Aun así, las calles seguían recordándome a mí mismo.

Mi jubilación no era suficiente para cubrir el alquiler y los gastos diarios que no dejaban de aumentar, así que cogí mi antigua acreditación de enfermera de un cajón, compré un uniforme nuevo y volví a trabajar en el hospital local.

Era la misma profesión de la que me había jubilado años atrás.

Volver a casa fue incómodo.

Casi nada parecía como lo recordaba, pero todo parecía igual.

Nunca me había casado.

Nunca tuve hijos.

A lo largo de los años, he tenido algunas relaciones y varios hombres amables que han intentado construir una vida conmigo.

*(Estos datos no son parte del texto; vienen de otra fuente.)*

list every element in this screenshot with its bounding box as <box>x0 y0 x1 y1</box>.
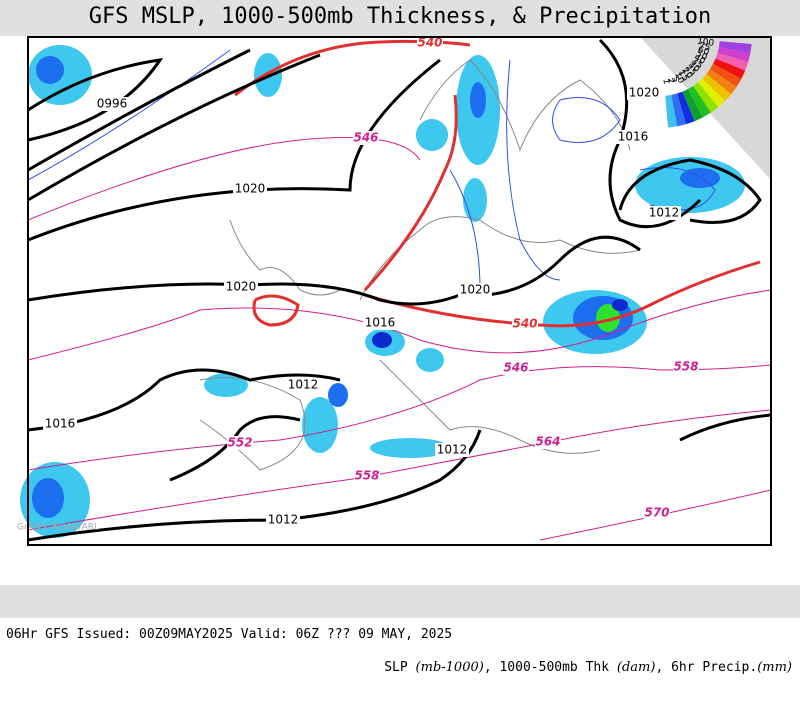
legend-swatch <box>688 85 711 118</box>
thickness-label: 558 <box>673 360 698 374</box>
label-bg <box>535 435 561 449</box>
pressure-label: 0996 <box>97 97 128 111</box>
unit-text: , 1000-500mb Thk <box>483 660 617 675</box>
pressure-label: 1020 <box>460 283 491 297</box>
label-bg <box>458 283 492 297</box>
legend-swatch <box>665 94 678 128</box>
legend-swatch <box>717 47 751 63</box>
label-bg <box>616 130 650 144</box>
label-bg <box>354 469 380 483</box>
pressure-label: 1012 <box>649 206 680 220</box>
legend-label: 60 <box>696 45 710 58</box>
label-bg <box>647 206 681 220</box>
legend-swatch <box>713 58 746 79</box>
label-bg <box>644 506 670 520</box>
label-bg <box>224 280 258 294</box>
pressure-label: 1020 <box>226 280 257 294</box>
map-area <box>28 37 771 545</box>
unit-text: , 6hr Precip. <box>655 660 758 675</box>
thickness-label: 546 <box>503 361 528 375</box>
unit-text: (mb-1000) <box>415 660 484 675</box>
thickness-label: 558 <box>354 469 379 483</box>
pressure-label: 1012 <box>288 378 319 392</box>
thickness-label: 552 <box>227 436 252 450</box>
contour-labels: 0996 1020 1016 1020 1012 1020 1020 1016 1012 1016… <box>43 36 699 527</box>
label-bg <box>43 417 77 431</box>
legend-label: 75 <box>698 41 711 53</box>
legend-swatch <box>709 64 742 87</box>
label-bg <box>353 131 379 145</box>
credit: GrADS: NOAA/ARL <box>17 523 99 533</box>
label-bg <box>503 361 529 375</box>
legend-swatch <box>676 91 695 125</box>
thickness-label: 546 <box>353 131 378 145</box>
pressure-label: 1016 <box>618 130 649 144</box>
map-frame <box>27 36 772 546</box>
label-bg <box>233 182 267 196</box>
label-bg <box>417 36 443 50</box>
legend-swatch <box>682 89 703 122</box>
legend-swatch <box>718 41 752 54</box>
page: GFS MSLP, 1000-500mb Thickness, & Precip… <box>0 0 800 675</box>
pressure-label: 1020 <box>629 86 660 100</box>
legend-swatch <box>693 82 719 113</box>
units: SLP (mb-1000), 1000-500mb Thk (dam), 6hr… <box>384 651 792 684</box>
legend-swatch <box>671 93 687 127</box>
issued: 06Hr GFS Issued: 00Z09MAY2025 Valid: 06Z… <box>6 627 453 642</box>
label-bg <box>227 436 253 450</box>
footer: 06Hr GFS Issued: 00Z09MAY2025 Valid: 06Z… <box>0 585 800 675</box>
legend-swatch <box>715 52 749 71</box>
label-bg <box>512 317 538 331</box>
thickness-label: 540 <box>512 317 537 331</box>
legend-label: 50 <box>694 49 709 63</box>
isobars <box>27 38 772 542</box>
legend-label: 1 <box>660 78 671 85</box>
label-bg <box>627 86 661 100</box>
label-bg <box>673 360 699 374</box>
legend-label: 2 <box>665 77 676 85</box>
label-bg <box>95 97 129 111</box>
map: GrADS: NOAA/ARL 0996 1020 1016 1020 1012 1020… <box>17 36 772 546</box>
pressure-label: 1020 <box>235 182 266 196</box>
legend-swatch <box>706 69 737 95</box>
label-bg <box>435 443 469 457</box>
unit-text: (dam) <box>616 660 656 675</box>
pressure-label: 1016 <box>365 316 396 330</box>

Pero ninguno de ellos era Thomas.

No había pronunciado su nombre en voz alta en más de cincuenta años.

Thomas había sido mi primer amor.

Ambos teníamos diecisiete años cuando nos conocimos, lo suficientemente jóvenes como para creer que las promesas podían durar para siempre simplemente porque las hacíamos sinceramente.

Había conseguido plaza en una universidad en otra ciudad.

Thomas decidió quedarse en mi ciudad natal y trabajar en la ferretería de su padre.

El día que me fui, él estaba a mi lado en la estación de autobuses, con los ojos llorosos.

“Por favor, no te vayas, Nancy”, suplicó.

“Tengo que irme”, dije. “Trabajé duro para renunciar a esta oportunidad.”

“Así que me estás rompiendo el corazón.”

Esas fueron casi las últimas palabras que me dijo.

Subí al autobús, salí de la ciudad y pasé los siguientes cincuenta y seis años creyendo que nunca volvería a verle.

El timbre del teléfono me sacó de mi ensoñación.

Supe quién era incluso antes de contestar.

“Nancy, soy Raymond”, dijo una voz alegre. “He venido a visitar a mi primo favorito.”

Mi primo favorito.

Raymond y yo apenas habíamos hablado en treinta años.

Pero desde que volví a vivir a la ciudad, empezó a llamarme casi todas las semanas.

Su voz siempre era amable, pero sus preguntas me incomodaban.